Reports IFC: 1.5 lac crore liters of water consumption in garment sector!
মঙ্গলবার, অক্টোবর ৩১, ২০১৭
Staff Correspondent: The usage of underground water is increasing constantly in the RMG sectors of the country. Every year in this sector about 1,500crore liters of water are being consumed for thread, coloring and washing which can fulfill the water-demand of 8 lacs people for the whole year. Besides, this amount of water is capable of satisfying the thirst of entire Dhaka city for 2 days. Again, it can be sufficient enough to fill up 6 lacs Olympic swimming pools. Most of the portions of this water used in the garments are being wasted. We can minimize this wastage with the help of technology. With the current price per liter set by Water Supply and Sewerage Authority (WASA) it’s market price is 611 million USD or 4,888 crore taka in BDT ( 1USD= 80 taka).
In a recent dissertation report published by International Finance Corporation (IFC), a member of World Bank, these have come out. According to the organization, 789 dyeing and finishing factories are the chief to use underground water and they are responsible for environmental pollution as well. These factories color and wash all the garments produced in almost 4000 factories. To make this report IFC observed very closely 33 different dyeing and finishing factories located in Konabari, Gazipur. IT has made this report after observing 200 factories.
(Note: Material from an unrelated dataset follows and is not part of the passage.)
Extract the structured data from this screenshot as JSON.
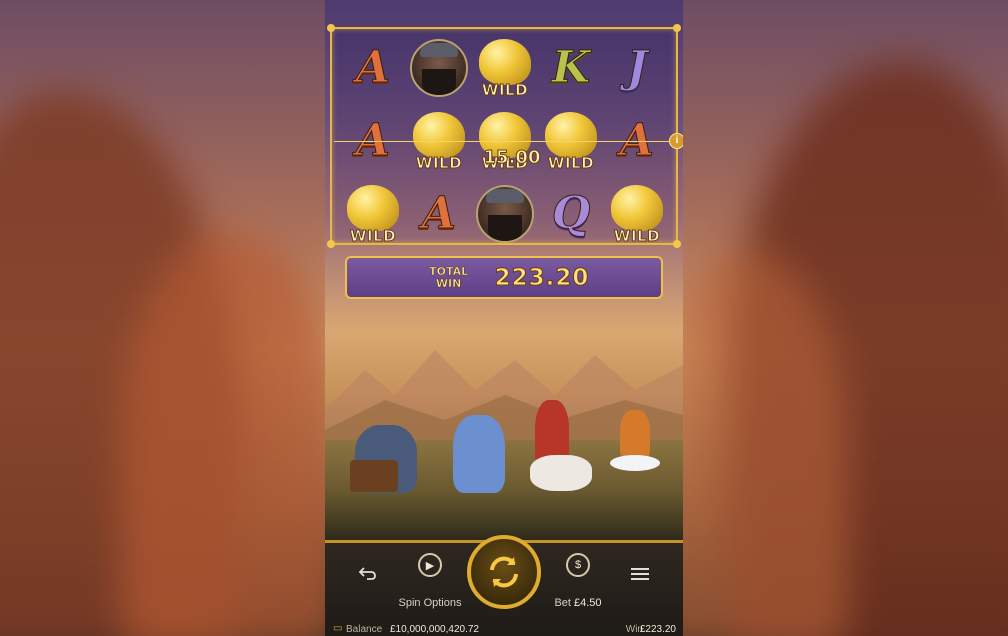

The pant we wear needs 250 liters of water average to color and wash. It has to be all freshwaters which is a precious resource and which needs the pump to bring out from the underground. According to World standard, 70-80 liters of water is used to color and wash a pant.
The report also says that it’s having two kinds of inversions. Firstly, we are making a vacant underground. Extreme inversions may happen if such water lifting continues. Secondly, the water level is adversely going down and down due to excessive water elevation. We can refer the water level of Dhaka city in this regard. Here water level is going 2 or 3 meters down every year. It means we are digging deep to deeper for water elevation. The water level is not endless. If the water consumption continues, it will be dried up one day. After utilizing, the factories dispose these wastewaters to the rivers and canals. Various toxic chemicals and colors, produced in the garments factories, cause harm to the other sources of the environment. Only a few numbers of factories have their proper Effluent Treatment Plant (ETP) and most of the rests dispose of absolute toxics.
Actually, dyeing and finishing plants are responsible for water pollution. The wastewater which flows to the river Turag from the factories of Tongi has reached the extreme level of pollution. This river is almost a dead one due to pollution. The water of it looks like ink which disseminates such an ill-smelling that you can say people are taking poison instead of oxygen every time during their breathing.
From this observation, we can see textile factories are mainly responsible for the over-consumption of the underground water and for the environmental pollution at the same time. The plants which are old and un-effective need excessive water. For the production, more chemicals are used. More chemicals mean more pollution. These factories can reduce the water consumption using the technology available in the market. Besides, they can get a noteworthy reduction in both the use of chemicals and pollution. Furthermore, dyeing and finishing section need a huge amount of gas. Gas is an insufficient product for a developing country like Bangladesh. Bangladesh is already facing the gas crisis. It is being accelerated more by the un-effective plants.
At present Bangladesh is the second best garments exporter country in the world according to the information of the report. One of three Europeans is wearing a T-shirt written ‘Made in Bangladesh’. One of five Americans wears Bangladeshi jeans. But there are some different stories behind the scene of this millions of garments production and exportation. The country has to pay extra ‘Invisible Cost’ in making each and every jeans in the factories of Bangladesh. A Western buyer knows very little about how much water is consumed in washing and coloring when a garment is produced.